An arrest warrant has been issued for Ahmed Shafiq, Hosni Mubarak’s last prime minister and Mohamed Morsy’s top contender in the 2012 presidential elections, according to state-owned MENA news agency.
Charges have been pressed against Shafiq, alongside the ousted president’s sons Gamal and Alaa Mubarak, by Judge Osama Al-Saeidi. Shafiq is accused of helping Mubarak’s sons unlawfully appropriate over 40,000 square metres of land in the Bohayrat Al-Murra region in Ismaileya. The land was originally allocated to aviation officers.
“It’s a rather late step,” Human rights lawyer and director of the Arabic Network for Human Rights Information (ANHRI) Gamal Eid said, commenting on the charges. “There are numerous reports filed against Shafiq, some of them go back until March and April 2011.”
According to Eid, the timing suggests that Shafiq was only charged because he is no longer a presidential hopeful.
“There is a need for equality in the treatment of those accused of crimes and the even application of the law, regardless of defendants’ backgrounds,” Eid said, such was not the case in the current situation.
Several complaints have been filed against Shafiq, yet the one in question was filed by moderate Islamist lawyer Essam Sultan, deputy head of Al-Wasat party.
Shafiq, who flew to the United Arab Emirates two days after he lost the run-off presidential elections in June and has remained there since, was added to the border watch-list by Judge Al-Saeidi in late August, in relation to the same case, as he was wanted for questioning.
But now that he is officially wanted, “he must immediately head back to Egypt for he is now considered a fugitive,” Eid said. “He is also putting the UAE in a very tough position; they are almost hiding him.”

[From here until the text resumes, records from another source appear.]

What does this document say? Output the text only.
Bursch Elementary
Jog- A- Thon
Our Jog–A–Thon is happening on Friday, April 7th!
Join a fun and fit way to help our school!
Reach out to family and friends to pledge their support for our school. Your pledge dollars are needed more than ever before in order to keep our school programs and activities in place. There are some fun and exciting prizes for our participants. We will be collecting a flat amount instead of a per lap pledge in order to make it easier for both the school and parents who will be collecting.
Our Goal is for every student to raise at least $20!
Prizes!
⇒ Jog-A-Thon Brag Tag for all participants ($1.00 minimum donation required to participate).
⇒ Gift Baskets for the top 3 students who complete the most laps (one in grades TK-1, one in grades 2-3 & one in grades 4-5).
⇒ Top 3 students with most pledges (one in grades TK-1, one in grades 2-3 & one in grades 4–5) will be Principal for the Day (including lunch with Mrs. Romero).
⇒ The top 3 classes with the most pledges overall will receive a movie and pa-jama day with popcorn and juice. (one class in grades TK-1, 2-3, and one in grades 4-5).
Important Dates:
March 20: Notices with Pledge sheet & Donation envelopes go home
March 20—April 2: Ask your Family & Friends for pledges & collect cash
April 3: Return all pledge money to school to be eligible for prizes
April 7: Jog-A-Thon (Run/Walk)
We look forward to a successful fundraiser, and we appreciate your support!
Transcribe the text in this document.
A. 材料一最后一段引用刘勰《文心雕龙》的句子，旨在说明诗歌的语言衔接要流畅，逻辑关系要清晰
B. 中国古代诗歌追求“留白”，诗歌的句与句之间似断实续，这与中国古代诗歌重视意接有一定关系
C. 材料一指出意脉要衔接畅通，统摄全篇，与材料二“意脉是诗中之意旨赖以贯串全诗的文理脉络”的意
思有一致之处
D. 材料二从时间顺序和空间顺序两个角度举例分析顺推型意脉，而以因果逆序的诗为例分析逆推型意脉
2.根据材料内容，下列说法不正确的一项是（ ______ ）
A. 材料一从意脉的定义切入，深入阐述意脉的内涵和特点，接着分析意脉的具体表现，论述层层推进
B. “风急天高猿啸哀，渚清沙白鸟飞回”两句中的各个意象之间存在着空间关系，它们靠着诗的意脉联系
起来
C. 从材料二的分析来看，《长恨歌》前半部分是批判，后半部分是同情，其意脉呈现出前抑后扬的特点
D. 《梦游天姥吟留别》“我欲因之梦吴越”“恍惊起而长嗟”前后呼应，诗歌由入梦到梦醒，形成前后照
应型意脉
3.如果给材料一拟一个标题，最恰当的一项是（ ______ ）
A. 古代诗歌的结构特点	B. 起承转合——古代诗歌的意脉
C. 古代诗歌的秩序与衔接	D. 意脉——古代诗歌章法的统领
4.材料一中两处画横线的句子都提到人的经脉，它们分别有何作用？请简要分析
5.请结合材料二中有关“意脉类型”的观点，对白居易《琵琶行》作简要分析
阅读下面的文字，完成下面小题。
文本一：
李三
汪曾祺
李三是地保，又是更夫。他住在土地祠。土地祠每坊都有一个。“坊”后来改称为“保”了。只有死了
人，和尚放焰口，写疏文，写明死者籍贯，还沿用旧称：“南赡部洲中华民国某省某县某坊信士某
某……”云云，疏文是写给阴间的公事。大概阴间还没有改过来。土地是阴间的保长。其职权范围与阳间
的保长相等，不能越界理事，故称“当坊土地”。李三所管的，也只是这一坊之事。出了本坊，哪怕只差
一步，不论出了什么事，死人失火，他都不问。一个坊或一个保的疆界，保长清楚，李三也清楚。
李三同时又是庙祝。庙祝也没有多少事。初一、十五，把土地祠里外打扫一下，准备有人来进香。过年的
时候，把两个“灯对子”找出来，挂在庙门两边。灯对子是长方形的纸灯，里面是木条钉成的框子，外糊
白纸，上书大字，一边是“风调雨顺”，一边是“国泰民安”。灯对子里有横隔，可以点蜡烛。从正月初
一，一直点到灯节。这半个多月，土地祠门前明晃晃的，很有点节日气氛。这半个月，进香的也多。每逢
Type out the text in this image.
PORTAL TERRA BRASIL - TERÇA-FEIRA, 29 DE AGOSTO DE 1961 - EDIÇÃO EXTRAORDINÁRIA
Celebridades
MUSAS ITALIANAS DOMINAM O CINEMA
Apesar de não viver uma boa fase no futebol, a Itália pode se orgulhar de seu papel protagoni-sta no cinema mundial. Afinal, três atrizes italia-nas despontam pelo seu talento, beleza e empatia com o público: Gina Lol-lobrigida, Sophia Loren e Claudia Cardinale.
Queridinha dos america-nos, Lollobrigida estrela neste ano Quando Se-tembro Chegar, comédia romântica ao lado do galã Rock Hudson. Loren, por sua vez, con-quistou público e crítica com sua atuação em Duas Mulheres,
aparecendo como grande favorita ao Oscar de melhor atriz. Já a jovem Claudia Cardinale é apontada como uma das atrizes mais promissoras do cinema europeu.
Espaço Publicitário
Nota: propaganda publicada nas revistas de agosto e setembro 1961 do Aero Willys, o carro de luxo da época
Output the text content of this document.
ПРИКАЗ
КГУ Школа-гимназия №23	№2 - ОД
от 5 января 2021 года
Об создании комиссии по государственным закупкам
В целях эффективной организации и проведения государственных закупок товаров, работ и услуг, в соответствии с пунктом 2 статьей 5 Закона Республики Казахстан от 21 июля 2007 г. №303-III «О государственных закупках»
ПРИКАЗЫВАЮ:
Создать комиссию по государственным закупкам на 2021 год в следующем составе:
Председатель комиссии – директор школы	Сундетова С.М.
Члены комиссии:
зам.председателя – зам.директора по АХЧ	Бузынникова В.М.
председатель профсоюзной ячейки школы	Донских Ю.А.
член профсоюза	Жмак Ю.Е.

Eid also explained that Egypt now officially has the right to request his arrest through Interpol.
“The UAE should comply with the law either by handing him over to Egypt or request he leave the country.”
Shafiq told anchor Wael Al-Ebrashi on the talk show Al-Ashera Masa’an on Dream TV several nights ago that he had no intention of returning back to Egypt before “the right time.”
He also denied having facilitated the acquisition of the piece of land in question, saying that when any aviator becomes member of the aviators’ assembly, his family becomes a member of the assembly as well.
MENA reported that a number of other aviation major generals were also charged, including: Nabil Farid Shoukry; Mohamed Reda Abdel Hamid Saqr; Mohamed Ra’ouf Helmi; and Mohamed Fakhr Al-Islam Al-Sawy.
The defendants are charged with a number of offences, including: profiteering; facilitating the appropriation of public money; and intentionally appropriating public money.